From the distribution of the products of the startups, there are three modes
1. Head startups, competitiveness in maintaining technical advantages, the future of the new industry direction, the first time to cut up, because of the technical advantages, so even if you find out a little late, you can also quickly form their own competitive program.
2. Utilizing industry resources, vertically do a direction, the algorithm may not be dominant, but because the competitiveness lies in the resources, you can ensure that the product is quickly landed, the accumulation of resources, data advantage.
3. Do programmers, they do not have data, arithmetic, output algorithmic capabilities, hold one or two traditional industry thighs, pick up demand, no precipitation for themselves.
At present, CV value in two aspects
1. Replacement of auxiliary labor, business efficiency
People can do the machine can do, the main gain in efficiency, corresponding to the Luban, machine marking, face monitoring, unmanned shelves are liberated from manpower, improve efficiency.

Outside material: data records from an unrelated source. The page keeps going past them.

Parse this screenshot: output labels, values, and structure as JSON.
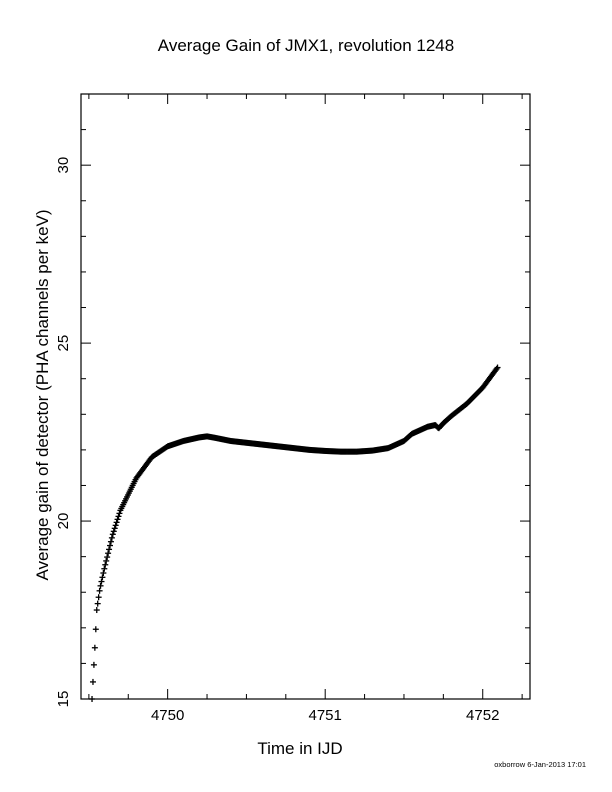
{
  "chart_data": {
    "type": "scatter",
    "title": "Average Gain of JMX1, revolution 1248",
    "xlabel": "Time in IJD",
    "ylabel": "Average gain of detector (PHA channels per keV)",
    "xlim": [
      4749.45,
      4752.3
    ],
    "ylim": [
      15,
      32
    ],
    "xticks": [
      4750,
      4751,
      4752
    ],
    "yticks": [
      15,
      20,
      25,
      30
    ],
    "grid": false,
    "marker": "+",
    "series": [
      {
        "x": [
          4749.52,
          4749.53,
          4749.54,
          4749.55,
          4749.57,
          4749.6,
          4749.65,
          4749.7,
          4749.8,
          4749.9,
          4750.0,
          4750.1,
          4750.2,
          4750.25,
          4750.3,
          4750.4,
          4750.5,
          4750.6,
          4750.7,
          4750.8,
          4750.9,
          4751.0,
          4751.1,
          4751.2,
          4751.3,
          4751.4,
          4751.5,
          4751.55,
          4751.6,
          4751.65,
          4751.7,
          4751.72,
          4751.75,
          4751.8,
          4751.9,
          4752.0,
          4752.05,
          4752.1
        ],
        "y": [
          15.0,
          15.8,
          16.6,
          17.5,
          18.1,
          18.7,
          19.6,
          20.3,
          21.2,
          21.8,
          22.1,
          22.25,
          22.35,
          22.38,
          22.34,
          22.25,
          22.2,
          22.15,
          22.1,
          22.05,
          22.0,
          21.97,
          21.95,
          21.95,
          21.98,
          22.05,
          22.25,
          22.45,
          22.55,
          22.65,
          22.7,
          22.6,
          22.75,
          22.95,
          23.3,
          23.75,
          24.05,
          24.35
        ]
      }
    ]
  },
  "footer": "oxborrow  6-Jan-2013 17:01"
}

Specifically replace or assist, depending on the business difficulty of the scene.
2. Create a new scene experience
Face remote comparison, video advertising, AI beauty, processing massive data + low latency requirements, people can not do, you have to rely on the machine, creating a new scene and user experience.
1. looking for repetitive manpower concentration? 2. look for places where pictures/videos and users intersect.